Daily Israel Report

Ketzaleh: Even the 'Best' Likudniks Can't Change Party Policy

Disengagement, building freeze, demolishing of 'outposts' - these were all Likud inventions. The Likud cannot be trusted, says Ketzaleh.
By David Lev
First Publish: 11/26/2012, 12:14 AM

MK Yaakov "Ketzaleh" Katz
MK Yaakov "Ketzaleh" Katz
Flash 90

Candidates running in Sunday's Likud primary have gone out of their way to emphasize their right-wing sensibilities, but even the rightest of the right Likudniks were unable to stop their party from undertaking one of the most devastating blows to the philosophy of love of the Land of Israel – the disengagement from Gaza and Northern Samaria.

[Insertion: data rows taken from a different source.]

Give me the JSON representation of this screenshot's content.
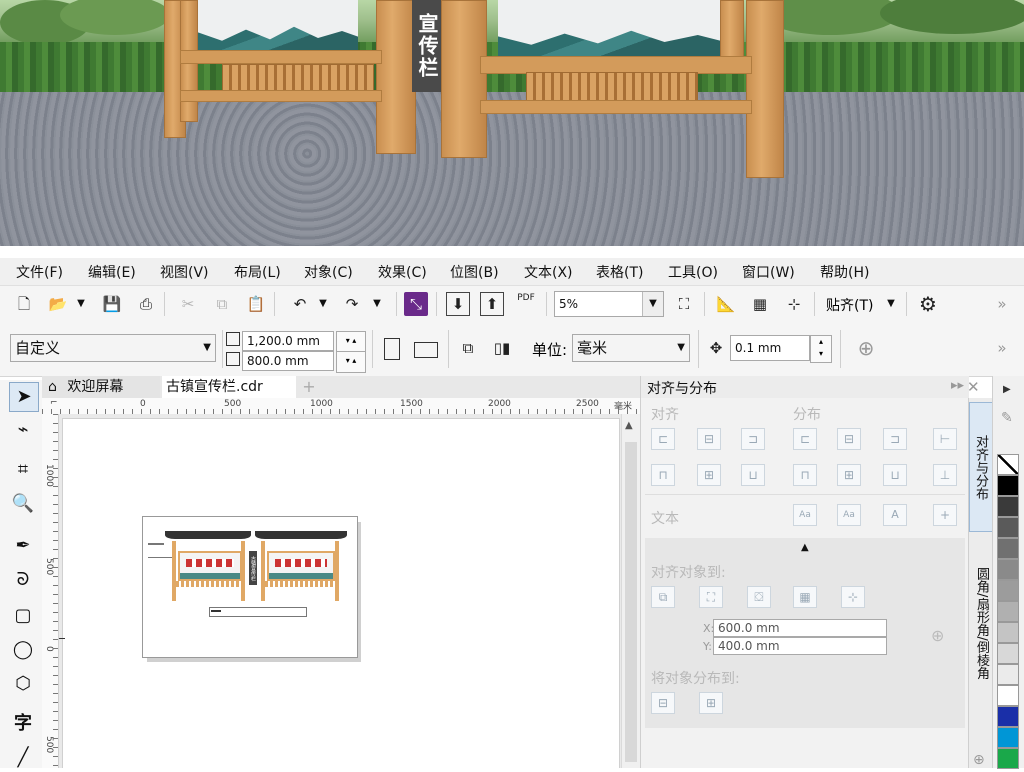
{
  "preview": {
    "sign_text": "宣传栏"
  },
  "menu": [
    "文件(F)",
    "编辑(E)",
    "视图(V)",
    "布局(L)",
    "对象(C)",
    "效果(C)",
    "位图(B)",
    "文本(X)",
    "表格(T)",
    "工具(O)",
    "窗口(W)",
    "帮助(H)"
  ],
  "toolbar": {
    "zoom": "5%",
    "snap_label": "贴齐(T)",
    "pdf_label": "PDF"
  },
  "propbar": {
    "page_preset": "自定义",
    "width": "1,200.0 mm",
    "height": "800.0 mm",
    "unit_label": "单位:",
    "unit_value": "毫米",
    "nudge": "0.1 mm"
  },
  "tabs": {
    "welcome": "欢迎屏幕",
    "document": "古镇宣传栏.cdr",
    "add": "+"
  },
  "ruler": {
    "h_ticks": [
      "0",
      "500",
      "1000",
      "1500",
      "2000",
      "2500"
    ],
    "unit": "毫米",
    "v_ticks": [
      "1000",
      "500",
      "0",
      "500"
    ]
  },
  "thumbnail": {
    "sign_text": "古镇宣传栏"
  },
  "docker": {
    "title": "对齐与分布",
    "align_label": "对齐",
    "distribute_label": "分布",
    "text_label": "文本",
    "align_to_label": "对齐对象到:",
    "x_value": "600.0 mm",
    "y_value": "400.0 mm",
    "x_prefix": "X:",
    "y_prefix": "Y:",
    "distribute_to_label": "将对象分布到:"
  },
  "side_tabs": [
    "对齐与分布",
    "圆角/扇形角/倒棱角"
  ],
  "palette": [
    "#ffffff",
    "#000000",
    "#3a3a3a",
    "#5a5a5a",
    "#707070",
    "#8a8a8a",
    "#9c9c9c",
    "#b0b0b0",
    "#c4c4c4",
    "#d8d8d8",
    "#ebebeb",
    "#ffffff",
    "#1a2fa8",
    "#0096d6",
    "#1aa84a"
  ]
}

While former Prime Minister Ariel Sharon – still in bed in a comatose state – broke away to form Kadima before the actual destruction of the communities in Gush Katif, he was a Likud Prime Minister, and many of the forming members of Kadima were, along with him, Likud refugees.

This is the history that National Union Chairman MK Ya'akov Katz (Ketzaleh) describes on his Facebook page, and it's something all Likud members voting in Sunday's primaries should think deeply about.

“Even if the Likud primaries produces a slate that consists of 'our kind of people,' even if they themselves live in Judea and Samaria, we must be aware that the leaders of the party were able to lead Likud MKs to do things that the founders of the party would never have imagined,” Ketzaleh writes on this page.

That goes for all members of the party, even the most right-wing. “Even the 'best' members of the Likud were unable to prevent the destruction of Gush Katif, and neither could they prevent the building freeze in Judea and Samaria,” which was led not by Ariel Sharon, but by current Prime Minister Binyamin Netanyahu. “And worst of all, they could not prevent the demolishing of hundreds of buildings and the prevention of construction of hundreds more by the Likud government.”

Neither, he adds, could right-wing Likud MKs stop their leader from expressing his desire for to see “two states for two peoples.”

Some members of the Likud believe it is possible to change the party from within, but Ketzaleh respectfully disagrees. “The only solution is to support the two sister parties, the National Union and Bayit Yehudi under the leadership of Naftali Bennett. This list must be able to produce 14 mandates, in order to be a main pillar of the next government and a senior coalition partner that will be a moral and nationalistic anchor for the government,” he added.